There are foundations and remains of several mudbrick houses to the south-east of the structure that are similar to those built at Malqata from the time of Amenhotep III and some are also said to bear a resemblance in plan to Amarna-style villas at Akhetaten. Excavated by OH Myers for the EES in 1937, he found bricks stamped with the cartouche of Amenhotep III, giving a secure date to the buildings, as well as pottery typical of the period. The complex was later extended to include an unexcavated settlement from the Third Intermediate or Late Period. Sam and I looked all around the platform, noticing a well-preserved mudbrick ramp on the south-west side. We had also read that to the west of the structure, a 5km long cleared strip of desert headed in a straight line towards the western foothills and it is suggested that this may have been the initial stages of a road or causeway leading to a monument that was never started, or interrupted by the death of the king. Archaeologists know that the road was left unfinished as there were small piles of surface stones which were not cleared away. Standing on a rise, Sam and I could just about make out the route of the clearing. Taking the suggestion of Myers, it was nice to imagine the road used for chariot races or games, with the elite using the platform as a viewing point. It may seem silly to get so excited by a mysterious pile of sand and stones, but Sam and I both find that getting away from the usual hieroglyph-laden temples and out into the desert, bordered by the magnificent Theban hills and using our imagination is often very rewarding.

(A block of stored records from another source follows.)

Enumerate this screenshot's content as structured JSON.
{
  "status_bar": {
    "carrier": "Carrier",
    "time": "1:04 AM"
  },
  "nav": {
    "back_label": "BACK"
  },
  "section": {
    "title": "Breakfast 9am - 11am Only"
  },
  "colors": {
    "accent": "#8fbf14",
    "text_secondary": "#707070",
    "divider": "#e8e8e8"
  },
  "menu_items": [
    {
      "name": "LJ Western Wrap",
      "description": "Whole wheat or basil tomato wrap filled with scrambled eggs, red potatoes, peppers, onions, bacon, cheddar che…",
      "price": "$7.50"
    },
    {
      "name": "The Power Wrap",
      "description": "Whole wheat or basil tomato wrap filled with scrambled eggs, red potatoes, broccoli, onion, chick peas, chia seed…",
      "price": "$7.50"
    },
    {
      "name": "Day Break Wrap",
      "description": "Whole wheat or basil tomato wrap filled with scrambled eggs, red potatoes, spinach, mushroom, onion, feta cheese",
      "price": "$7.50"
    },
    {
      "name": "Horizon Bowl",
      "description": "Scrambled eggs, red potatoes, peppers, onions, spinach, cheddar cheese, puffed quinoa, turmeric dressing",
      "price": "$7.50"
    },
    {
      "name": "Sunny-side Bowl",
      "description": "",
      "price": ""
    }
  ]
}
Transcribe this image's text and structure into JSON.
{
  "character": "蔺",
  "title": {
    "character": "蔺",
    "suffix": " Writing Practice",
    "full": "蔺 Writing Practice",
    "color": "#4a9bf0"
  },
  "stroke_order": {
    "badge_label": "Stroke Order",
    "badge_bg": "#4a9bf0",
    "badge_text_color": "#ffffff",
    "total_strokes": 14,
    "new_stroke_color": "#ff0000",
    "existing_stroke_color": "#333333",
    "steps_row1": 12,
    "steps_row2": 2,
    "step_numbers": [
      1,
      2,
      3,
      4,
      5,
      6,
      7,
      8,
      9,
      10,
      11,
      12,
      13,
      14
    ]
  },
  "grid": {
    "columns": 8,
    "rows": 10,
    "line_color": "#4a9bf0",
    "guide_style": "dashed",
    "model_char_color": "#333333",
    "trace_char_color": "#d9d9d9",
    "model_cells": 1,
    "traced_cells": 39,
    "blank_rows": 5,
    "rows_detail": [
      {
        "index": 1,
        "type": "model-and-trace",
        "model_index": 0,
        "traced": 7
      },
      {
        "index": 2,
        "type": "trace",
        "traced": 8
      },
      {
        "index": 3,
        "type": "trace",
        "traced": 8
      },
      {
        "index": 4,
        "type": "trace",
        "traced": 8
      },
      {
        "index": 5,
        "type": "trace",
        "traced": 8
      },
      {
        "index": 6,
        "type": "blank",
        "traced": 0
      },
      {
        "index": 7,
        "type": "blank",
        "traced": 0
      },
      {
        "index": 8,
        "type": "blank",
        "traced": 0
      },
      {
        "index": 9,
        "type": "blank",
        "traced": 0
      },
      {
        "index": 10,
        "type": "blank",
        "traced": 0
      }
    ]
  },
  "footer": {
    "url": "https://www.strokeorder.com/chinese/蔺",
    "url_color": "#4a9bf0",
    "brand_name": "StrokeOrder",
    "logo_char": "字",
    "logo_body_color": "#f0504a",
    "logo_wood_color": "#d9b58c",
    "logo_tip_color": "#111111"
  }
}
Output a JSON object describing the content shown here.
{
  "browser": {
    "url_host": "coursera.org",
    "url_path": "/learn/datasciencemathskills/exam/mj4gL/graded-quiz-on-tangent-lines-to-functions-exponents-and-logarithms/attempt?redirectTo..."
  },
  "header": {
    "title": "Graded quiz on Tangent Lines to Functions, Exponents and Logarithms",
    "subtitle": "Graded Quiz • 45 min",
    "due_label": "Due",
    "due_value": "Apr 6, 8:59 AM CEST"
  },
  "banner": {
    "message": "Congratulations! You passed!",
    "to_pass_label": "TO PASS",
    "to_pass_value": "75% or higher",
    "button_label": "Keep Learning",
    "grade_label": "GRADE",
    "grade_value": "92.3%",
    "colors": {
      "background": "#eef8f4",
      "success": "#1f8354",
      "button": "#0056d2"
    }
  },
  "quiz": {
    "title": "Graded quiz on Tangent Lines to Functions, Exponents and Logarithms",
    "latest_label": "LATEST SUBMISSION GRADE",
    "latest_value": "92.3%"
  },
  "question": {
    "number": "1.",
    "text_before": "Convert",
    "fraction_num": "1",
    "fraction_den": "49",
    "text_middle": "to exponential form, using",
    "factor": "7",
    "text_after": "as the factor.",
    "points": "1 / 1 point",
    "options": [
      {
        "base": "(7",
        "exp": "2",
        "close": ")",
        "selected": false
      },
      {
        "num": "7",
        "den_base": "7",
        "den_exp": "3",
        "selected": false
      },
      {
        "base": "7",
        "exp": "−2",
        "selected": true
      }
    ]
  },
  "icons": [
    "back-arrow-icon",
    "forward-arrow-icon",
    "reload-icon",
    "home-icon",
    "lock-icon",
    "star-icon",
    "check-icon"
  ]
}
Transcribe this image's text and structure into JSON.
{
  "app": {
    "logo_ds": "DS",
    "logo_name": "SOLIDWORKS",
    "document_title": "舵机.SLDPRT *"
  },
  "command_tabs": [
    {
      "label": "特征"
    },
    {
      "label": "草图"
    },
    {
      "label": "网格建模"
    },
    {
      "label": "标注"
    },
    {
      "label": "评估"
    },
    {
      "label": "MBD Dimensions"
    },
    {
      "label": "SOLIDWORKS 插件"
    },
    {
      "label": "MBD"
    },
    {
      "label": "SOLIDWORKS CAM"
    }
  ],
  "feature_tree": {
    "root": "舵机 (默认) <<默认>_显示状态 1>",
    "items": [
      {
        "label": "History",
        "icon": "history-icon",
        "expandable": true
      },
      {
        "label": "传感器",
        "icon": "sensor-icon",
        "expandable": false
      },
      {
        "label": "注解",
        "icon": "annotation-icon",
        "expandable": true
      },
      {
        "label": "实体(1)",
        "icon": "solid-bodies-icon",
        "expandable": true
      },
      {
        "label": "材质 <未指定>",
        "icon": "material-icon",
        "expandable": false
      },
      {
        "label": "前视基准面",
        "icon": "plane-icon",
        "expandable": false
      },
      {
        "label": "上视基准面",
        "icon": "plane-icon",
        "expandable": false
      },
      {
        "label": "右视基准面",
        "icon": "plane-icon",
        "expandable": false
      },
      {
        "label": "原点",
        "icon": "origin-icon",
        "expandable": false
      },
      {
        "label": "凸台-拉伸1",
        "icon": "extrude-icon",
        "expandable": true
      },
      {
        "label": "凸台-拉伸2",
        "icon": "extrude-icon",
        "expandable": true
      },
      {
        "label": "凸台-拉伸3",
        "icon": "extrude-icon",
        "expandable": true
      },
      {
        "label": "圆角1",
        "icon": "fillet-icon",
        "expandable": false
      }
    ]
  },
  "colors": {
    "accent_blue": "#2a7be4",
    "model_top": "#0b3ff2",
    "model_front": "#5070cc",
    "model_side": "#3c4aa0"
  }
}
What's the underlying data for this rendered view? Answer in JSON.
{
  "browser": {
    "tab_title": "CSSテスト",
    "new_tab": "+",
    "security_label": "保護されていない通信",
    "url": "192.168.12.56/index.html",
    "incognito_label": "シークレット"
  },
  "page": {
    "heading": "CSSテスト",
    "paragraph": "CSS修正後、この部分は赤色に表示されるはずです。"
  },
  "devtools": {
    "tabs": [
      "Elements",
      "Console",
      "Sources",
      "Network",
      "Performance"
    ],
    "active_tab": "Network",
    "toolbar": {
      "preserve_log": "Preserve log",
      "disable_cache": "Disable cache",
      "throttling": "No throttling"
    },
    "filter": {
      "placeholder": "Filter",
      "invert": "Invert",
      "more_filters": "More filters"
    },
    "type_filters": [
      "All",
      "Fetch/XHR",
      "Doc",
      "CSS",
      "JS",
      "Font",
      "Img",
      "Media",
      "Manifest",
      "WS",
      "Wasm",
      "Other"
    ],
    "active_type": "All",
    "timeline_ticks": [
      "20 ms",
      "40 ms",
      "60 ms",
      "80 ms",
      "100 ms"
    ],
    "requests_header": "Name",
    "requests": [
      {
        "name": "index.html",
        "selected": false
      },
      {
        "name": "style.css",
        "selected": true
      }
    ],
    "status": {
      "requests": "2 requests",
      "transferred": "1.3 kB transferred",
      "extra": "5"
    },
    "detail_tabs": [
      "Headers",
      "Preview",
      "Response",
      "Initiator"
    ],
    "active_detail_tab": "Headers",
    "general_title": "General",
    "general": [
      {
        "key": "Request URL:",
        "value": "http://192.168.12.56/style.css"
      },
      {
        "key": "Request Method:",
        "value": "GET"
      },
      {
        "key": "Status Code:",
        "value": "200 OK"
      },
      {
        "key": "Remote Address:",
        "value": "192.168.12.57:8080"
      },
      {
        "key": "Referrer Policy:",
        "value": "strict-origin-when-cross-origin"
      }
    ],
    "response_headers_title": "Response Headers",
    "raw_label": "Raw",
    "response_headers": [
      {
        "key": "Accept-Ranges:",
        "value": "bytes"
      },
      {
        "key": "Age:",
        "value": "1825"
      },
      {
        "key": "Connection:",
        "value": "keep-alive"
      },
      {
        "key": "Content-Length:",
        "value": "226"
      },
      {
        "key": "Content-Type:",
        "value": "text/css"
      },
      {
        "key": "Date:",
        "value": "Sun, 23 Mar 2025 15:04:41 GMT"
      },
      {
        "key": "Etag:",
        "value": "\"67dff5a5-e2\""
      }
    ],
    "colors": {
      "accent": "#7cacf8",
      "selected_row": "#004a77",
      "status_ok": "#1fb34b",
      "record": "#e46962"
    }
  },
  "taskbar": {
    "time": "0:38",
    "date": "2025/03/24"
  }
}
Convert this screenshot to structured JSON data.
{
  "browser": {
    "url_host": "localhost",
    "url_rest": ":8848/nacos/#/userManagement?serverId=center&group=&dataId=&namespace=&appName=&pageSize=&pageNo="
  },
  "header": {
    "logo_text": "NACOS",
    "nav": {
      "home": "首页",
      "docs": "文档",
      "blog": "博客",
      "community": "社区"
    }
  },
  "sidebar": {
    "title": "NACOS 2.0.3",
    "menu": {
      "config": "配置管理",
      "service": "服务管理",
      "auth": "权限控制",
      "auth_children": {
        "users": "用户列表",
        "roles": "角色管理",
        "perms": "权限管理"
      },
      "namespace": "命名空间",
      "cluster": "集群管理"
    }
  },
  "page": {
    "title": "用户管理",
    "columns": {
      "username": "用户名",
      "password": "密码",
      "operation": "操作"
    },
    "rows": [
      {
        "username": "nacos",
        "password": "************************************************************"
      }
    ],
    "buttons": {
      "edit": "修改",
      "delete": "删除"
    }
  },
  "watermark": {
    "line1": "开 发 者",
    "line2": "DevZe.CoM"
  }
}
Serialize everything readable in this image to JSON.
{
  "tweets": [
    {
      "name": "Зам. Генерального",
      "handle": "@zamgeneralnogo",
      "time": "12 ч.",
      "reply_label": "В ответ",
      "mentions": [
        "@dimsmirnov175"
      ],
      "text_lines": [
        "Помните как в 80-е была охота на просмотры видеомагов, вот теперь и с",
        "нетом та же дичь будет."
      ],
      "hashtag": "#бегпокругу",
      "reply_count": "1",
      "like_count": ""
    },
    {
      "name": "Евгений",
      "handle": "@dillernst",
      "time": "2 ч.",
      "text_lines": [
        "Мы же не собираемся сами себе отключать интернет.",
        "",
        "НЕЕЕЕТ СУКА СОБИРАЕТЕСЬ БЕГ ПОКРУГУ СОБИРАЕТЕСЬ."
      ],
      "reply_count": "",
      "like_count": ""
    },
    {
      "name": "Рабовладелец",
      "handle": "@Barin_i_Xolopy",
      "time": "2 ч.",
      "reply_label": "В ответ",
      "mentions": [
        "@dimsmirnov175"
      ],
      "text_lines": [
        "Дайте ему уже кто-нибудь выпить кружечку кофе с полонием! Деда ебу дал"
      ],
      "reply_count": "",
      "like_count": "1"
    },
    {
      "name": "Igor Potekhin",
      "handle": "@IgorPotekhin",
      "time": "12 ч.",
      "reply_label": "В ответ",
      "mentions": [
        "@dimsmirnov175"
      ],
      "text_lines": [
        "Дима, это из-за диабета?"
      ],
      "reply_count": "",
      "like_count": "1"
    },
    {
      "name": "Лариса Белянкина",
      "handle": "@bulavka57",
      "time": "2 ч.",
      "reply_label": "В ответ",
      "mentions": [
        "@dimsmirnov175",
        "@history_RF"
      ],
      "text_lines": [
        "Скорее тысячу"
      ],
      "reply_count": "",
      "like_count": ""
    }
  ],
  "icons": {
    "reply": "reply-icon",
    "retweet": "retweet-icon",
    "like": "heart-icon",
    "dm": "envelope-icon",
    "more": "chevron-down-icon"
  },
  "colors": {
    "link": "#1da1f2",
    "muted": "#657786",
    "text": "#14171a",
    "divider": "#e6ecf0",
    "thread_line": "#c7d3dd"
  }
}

Because we were in the area, we next went to visit a secluded and very exclusive hotel called al-Moudira, built as a dream of its owner, Zeina Aboukhir and opened in 2002. We had seen photographs on their website of this beautiful Arabian Palace and had wanted to see the hotel for ages. Arriving at the wrought iron gates, we asked if we could have coffee and take a look around the gardens. We were first kindly shown a few of the 50 suites, all like something from the Arabian Nights, each uniquely decorated with hammam-style bathrooms. The ochre domes, patios ornate with arabesques, fabulous antique furniture and amazing attention to detail took my breath away. No words can describe the hotel accurately, you just have to see it. Afterwards we wandered around the beautiful eight hectare gardens, full of palm trees, vibrant bougainvillea and other exotic plants. We had a leisurely coffee on a shaded patio and I felt like I never wanted to leave. One day, if I can ever save enough money, I will be back to stay there.
But back to reality, we had to collect the others from the Ramesseum where we had arranged to meet them in the cafeteria. They were red-faced but happy after their walk over the mountain and eager to talk about the tombs they had visited. I however, was still back in the cool gardens of al-Moudira with its tinkling fountains and shady corners and felt very remote from the Egyptological discussions.
Later in the evening, refreshed and ready to go again, we all went to el-Hussein Restaurant in Karnak village for dinner. Always a good Egyptian meal there.